Neden mutluluktan ağlıyoruz?

Mutlu bir olaya negatif reaksiyon vermemizin sebebi, kendimizi aşırı yoğun pozitif hislerden korumaya çalışmamız olarak gözüküyor.

Neden mutluluktan ağlıyoruz?
Çocukları ile buluşan askerlerin ya da sahiplerini tehlikeli durumlardan kurtaran köpeklerin videolarını izlemek boğazınızın düğümlenmesine sebep oluyor mu?

Birçok insanın düğünlerde ya da mezuniyet törenlerinde ağladığına şahit olmuşsunuzdur, oysa ki sadece bir fotoğraf ya da video gözlerinizin dolması için yeterlidir.

Ağlamak genellikle mutsuzluğun ifadesi olarak bilinse de pozitif duyguları yoğunlukla yaşadığımız çoğu durumda ağlamak üzere olduğumuzu fark ederiz.

Yakın zamanda yapılan bir araştırmaya göre, mutlu bir olaya negatif reaksiyon vermemizin sebebi, kendimizi aşırı yoğun pozitif hislerden korumaya çalışmamız olarak gözüküyor.

Yale Üniversitesi'nde yapılan ve 'Psikolojik Bilim' dergisinde yayınlanan araştırma, 'iki şekilli ifade biçimleri' olarak tanımlanan, bir duygu için iki farklı yüz ifadesi kullanma konusuna odaklanıyor. Bu duygulara örnek olarak, komedi filmi izlerken hem gülme hem ağlama, bir cenaze töreni sırasında hem kıkırdama hem yas tutma ve bir köpek yavrusuyla oynarken hem gülümseme hem de dişlerini sıkma davranışları alınıyor.

BEYNİMİZ DUYGULARIMIZI DENGELEMEYE ÇALIŞIYOR

Araştırmacılar, katılımcıların sevimli bebeklerin fotoğrafları gibi pozitif uyarıcılara verdikleri duygusal reaksiyonları ölçerek, pozitif deneyimleri ile ilgili sorular soruyorlar. Bu araştırmanın sonucunda, olumlu haberlere aynı anda hem pozitif hem de negatif reaksiyon gösteren kişilerin yoğun duyguları ılımlı bir şekilde kabullenmeye daha yatkın oldukları ortaya çıkıyor. Bu sonuç, birbirine zıt iki duygusal ifadenin,beynimizin bizi duygusal olarak sabit bir dayanağa çekme yolu olabileceği şeklinde yorumlanıyor.
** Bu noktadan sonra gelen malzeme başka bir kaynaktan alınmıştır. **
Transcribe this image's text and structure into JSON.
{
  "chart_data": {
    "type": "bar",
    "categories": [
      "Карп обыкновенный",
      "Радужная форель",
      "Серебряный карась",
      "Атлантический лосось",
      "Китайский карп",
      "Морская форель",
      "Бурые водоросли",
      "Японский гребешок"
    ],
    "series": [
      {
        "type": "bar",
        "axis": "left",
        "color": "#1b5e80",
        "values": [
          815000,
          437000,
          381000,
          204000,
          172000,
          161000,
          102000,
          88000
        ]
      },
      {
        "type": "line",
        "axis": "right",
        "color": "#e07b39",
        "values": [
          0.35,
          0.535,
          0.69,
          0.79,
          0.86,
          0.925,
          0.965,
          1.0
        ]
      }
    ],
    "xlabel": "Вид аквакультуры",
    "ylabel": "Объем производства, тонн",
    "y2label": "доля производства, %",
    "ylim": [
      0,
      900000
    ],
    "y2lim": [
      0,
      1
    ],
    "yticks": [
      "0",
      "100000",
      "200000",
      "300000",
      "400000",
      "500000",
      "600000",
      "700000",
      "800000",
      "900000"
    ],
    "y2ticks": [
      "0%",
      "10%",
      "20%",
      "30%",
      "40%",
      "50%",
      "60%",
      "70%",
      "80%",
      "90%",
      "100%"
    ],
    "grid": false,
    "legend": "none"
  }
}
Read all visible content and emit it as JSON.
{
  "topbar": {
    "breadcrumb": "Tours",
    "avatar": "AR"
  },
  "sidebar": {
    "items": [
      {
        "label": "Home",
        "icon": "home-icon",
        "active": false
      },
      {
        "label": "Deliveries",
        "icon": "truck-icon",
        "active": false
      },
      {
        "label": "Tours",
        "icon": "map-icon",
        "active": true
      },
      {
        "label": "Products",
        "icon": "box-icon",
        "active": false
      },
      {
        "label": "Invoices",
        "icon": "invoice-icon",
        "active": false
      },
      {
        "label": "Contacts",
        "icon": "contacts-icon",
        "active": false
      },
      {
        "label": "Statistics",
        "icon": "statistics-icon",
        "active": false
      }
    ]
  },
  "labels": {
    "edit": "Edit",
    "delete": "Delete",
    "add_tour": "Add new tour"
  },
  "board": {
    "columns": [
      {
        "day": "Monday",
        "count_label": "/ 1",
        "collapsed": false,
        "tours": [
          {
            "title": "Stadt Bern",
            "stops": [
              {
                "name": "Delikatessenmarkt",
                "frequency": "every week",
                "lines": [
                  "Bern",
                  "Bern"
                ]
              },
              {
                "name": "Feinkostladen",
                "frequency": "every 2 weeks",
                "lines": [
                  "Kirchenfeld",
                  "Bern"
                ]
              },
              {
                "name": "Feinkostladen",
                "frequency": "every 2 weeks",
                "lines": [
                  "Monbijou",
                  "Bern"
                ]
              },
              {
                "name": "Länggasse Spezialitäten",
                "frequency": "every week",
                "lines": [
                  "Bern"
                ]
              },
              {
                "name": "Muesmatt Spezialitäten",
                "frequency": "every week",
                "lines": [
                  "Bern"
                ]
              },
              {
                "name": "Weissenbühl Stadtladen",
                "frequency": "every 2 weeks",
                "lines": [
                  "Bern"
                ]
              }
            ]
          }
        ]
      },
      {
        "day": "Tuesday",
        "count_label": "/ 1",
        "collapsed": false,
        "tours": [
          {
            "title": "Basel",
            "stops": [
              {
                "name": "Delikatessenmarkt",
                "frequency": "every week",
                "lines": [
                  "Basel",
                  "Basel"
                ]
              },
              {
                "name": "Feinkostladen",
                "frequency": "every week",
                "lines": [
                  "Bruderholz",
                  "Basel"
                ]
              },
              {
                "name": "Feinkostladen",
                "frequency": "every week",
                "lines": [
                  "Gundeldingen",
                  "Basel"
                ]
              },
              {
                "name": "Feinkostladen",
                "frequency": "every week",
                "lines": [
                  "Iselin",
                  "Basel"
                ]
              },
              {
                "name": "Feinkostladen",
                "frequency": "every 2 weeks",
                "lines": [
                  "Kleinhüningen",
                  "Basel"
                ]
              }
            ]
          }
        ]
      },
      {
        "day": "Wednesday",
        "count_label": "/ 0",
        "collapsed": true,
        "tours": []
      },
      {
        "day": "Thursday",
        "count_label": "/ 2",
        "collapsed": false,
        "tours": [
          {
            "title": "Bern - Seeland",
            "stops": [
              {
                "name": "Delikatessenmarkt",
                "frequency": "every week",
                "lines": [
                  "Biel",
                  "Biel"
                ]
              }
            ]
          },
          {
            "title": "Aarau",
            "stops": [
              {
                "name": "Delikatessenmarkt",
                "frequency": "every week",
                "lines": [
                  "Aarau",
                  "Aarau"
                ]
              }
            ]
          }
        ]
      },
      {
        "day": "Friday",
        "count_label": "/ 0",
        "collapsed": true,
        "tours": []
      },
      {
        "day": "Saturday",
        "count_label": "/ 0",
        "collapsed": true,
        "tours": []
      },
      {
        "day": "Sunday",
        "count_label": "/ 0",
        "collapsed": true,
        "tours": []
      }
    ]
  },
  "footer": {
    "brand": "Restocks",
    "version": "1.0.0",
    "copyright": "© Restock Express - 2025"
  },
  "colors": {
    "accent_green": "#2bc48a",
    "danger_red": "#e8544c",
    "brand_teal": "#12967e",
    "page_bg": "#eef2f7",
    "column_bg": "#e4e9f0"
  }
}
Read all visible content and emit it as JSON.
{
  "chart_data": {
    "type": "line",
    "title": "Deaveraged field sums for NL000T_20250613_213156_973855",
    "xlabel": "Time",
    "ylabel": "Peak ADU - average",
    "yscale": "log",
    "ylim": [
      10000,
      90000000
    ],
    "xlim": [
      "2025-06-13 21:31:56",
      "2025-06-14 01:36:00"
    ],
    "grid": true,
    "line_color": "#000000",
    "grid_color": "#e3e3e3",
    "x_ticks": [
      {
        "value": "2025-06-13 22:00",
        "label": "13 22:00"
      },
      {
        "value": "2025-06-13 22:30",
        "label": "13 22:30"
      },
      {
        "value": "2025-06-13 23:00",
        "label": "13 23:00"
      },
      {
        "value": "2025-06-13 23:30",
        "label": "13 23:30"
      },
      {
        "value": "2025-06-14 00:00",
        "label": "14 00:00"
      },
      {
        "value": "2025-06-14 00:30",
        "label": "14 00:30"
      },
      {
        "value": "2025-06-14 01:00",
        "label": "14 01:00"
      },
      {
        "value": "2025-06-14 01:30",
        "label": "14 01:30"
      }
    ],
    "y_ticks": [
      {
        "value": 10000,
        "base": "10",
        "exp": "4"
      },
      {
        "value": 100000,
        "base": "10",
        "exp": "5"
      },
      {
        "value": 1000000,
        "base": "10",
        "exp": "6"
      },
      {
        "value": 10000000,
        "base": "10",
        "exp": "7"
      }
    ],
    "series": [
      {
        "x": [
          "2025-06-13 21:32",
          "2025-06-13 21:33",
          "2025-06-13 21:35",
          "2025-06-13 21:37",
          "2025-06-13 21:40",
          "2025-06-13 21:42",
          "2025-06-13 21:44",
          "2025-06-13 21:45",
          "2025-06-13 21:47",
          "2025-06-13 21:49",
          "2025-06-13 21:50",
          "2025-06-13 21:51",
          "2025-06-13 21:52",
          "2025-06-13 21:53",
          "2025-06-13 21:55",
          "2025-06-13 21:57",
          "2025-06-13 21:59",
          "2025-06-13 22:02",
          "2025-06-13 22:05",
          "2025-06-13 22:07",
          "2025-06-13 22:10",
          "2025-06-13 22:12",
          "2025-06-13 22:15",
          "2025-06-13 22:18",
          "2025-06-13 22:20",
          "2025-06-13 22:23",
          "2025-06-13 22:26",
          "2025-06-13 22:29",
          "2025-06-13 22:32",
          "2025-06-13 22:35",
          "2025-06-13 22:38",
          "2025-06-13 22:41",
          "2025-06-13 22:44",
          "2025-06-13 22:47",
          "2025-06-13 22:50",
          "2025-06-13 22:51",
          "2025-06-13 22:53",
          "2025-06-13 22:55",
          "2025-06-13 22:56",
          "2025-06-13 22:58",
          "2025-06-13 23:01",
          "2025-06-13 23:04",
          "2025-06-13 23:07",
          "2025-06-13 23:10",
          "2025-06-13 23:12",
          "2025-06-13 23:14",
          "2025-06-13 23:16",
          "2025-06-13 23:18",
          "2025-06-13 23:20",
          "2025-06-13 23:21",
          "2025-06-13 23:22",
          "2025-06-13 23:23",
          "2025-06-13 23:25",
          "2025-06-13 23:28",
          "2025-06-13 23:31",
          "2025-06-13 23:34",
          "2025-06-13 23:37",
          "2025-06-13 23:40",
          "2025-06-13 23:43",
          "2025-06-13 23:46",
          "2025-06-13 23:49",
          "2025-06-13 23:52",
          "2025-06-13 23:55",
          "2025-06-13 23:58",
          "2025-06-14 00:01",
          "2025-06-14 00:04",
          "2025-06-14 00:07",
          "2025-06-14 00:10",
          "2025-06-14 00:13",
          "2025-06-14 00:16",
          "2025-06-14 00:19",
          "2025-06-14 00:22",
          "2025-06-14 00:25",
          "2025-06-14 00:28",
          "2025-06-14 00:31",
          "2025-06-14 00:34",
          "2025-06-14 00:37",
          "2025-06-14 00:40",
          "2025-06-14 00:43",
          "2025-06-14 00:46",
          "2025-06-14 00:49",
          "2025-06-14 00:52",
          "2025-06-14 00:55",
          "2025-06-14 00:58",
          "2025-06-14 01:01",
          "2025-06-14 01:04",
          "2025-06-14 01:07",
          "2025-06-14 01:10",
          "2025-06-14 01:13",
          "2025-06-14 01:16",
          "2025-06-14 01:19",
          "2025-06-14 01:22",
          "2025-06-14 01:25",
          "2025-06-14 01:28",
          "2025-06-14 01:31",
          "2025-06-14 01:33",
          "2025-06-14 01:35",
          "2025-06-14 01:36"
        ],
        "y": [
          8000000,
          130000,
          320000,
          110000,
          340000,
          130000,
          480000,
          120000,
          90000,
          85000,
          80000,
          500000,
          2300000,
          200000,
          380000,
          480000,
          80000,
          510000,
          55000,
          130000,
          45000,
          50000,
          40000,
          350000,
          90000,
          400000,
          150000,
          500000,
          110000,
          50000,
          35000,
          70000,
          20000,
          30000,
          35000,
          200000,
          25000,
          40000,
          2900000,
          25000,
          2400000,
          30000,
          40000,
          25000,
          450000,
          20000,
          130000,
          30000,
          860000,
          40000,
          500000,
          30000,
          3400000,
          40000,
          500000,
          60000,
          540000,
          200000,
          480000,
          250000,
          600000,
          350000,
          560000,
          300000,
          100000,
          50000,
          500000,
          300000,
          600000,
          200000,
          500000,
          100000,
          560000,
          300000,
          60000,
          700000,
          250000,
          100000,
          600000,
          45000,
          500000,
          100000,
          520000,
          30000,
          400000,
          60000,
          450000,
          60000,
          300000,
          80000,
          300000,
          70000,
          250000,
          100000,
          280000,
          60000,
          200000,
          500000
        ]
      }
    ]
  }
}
Araştırmacılar insanları bu zıt ifade yöntemlerini duygusal dinginliği oluşturmak için kullandığını iddia ediyor. Bu zıt ifade yöntemleri genellikler insanlar yoğun duygular yaşadığı sırada oluşuyor ve insanların bu yoğun duygulardan daha ılımlı bir şekilde etkilenmesine yardımcı oluyor.

Araştırmanın bir başka sonucu ise, pozitif deneyimlere aynı anda hem pozitif hem de negatif reaksiyon veren kişilerin bu çeşitliliği birçok farklı deneyimde gösterdiğini de ortaya koyuyor. Örneğin sevdikleri bir kişiye kavuştukları zaman ağlayan insanlar, bebek severken yanağını sıkarak normalde bir agresiflik belirtisi olarak bilinen bir davranışı gerçekleştirmeye daha yatkın oluyor. Bu ve benzeri durumlarda, ağlama ya da çimdikleme insanların aşırı yoğun pozitif duygularla başa çıkma yöntemi olarak görülüyor.

NEGATİF DENEYİMLERE POZİTİF REAKSİYONLAR DA VERİLİYOR


Bu davranışlara zıt olarak, araştırmanın sonuçlarında, insanların korku, sinir ya da umutsuzluk yaşadığı negatif deneyimlerle pozitif reaksiyonlar vererek başa çıktığı görülüyor. Araştırmacılar bu durumlara örnek olarak yoğun üzüntü ya da yaşayan insanların gülümsemesini örnek gösteriyor.

Araştırmacılar bu ifade değişiklerinin neden belirli insanlarda görüldüğü konusunda hala deneyler yapıyorlar fakat genel olarak bu insanların duygularını dışa vurmaya ve duygusal olarak galeyana gelmeye daha yatkın oldukları teorisi üzerinde duruluyor.

Araştırmacılar, duygularımızı ifade etme biçimlerimizdeki farklılıkları anlamanın, psikologların duygularını ifade etme ve yansıtma konusunda zorluk çeken hastalarına yol gösterme konusunda yardımcı olacağını belirtiyor.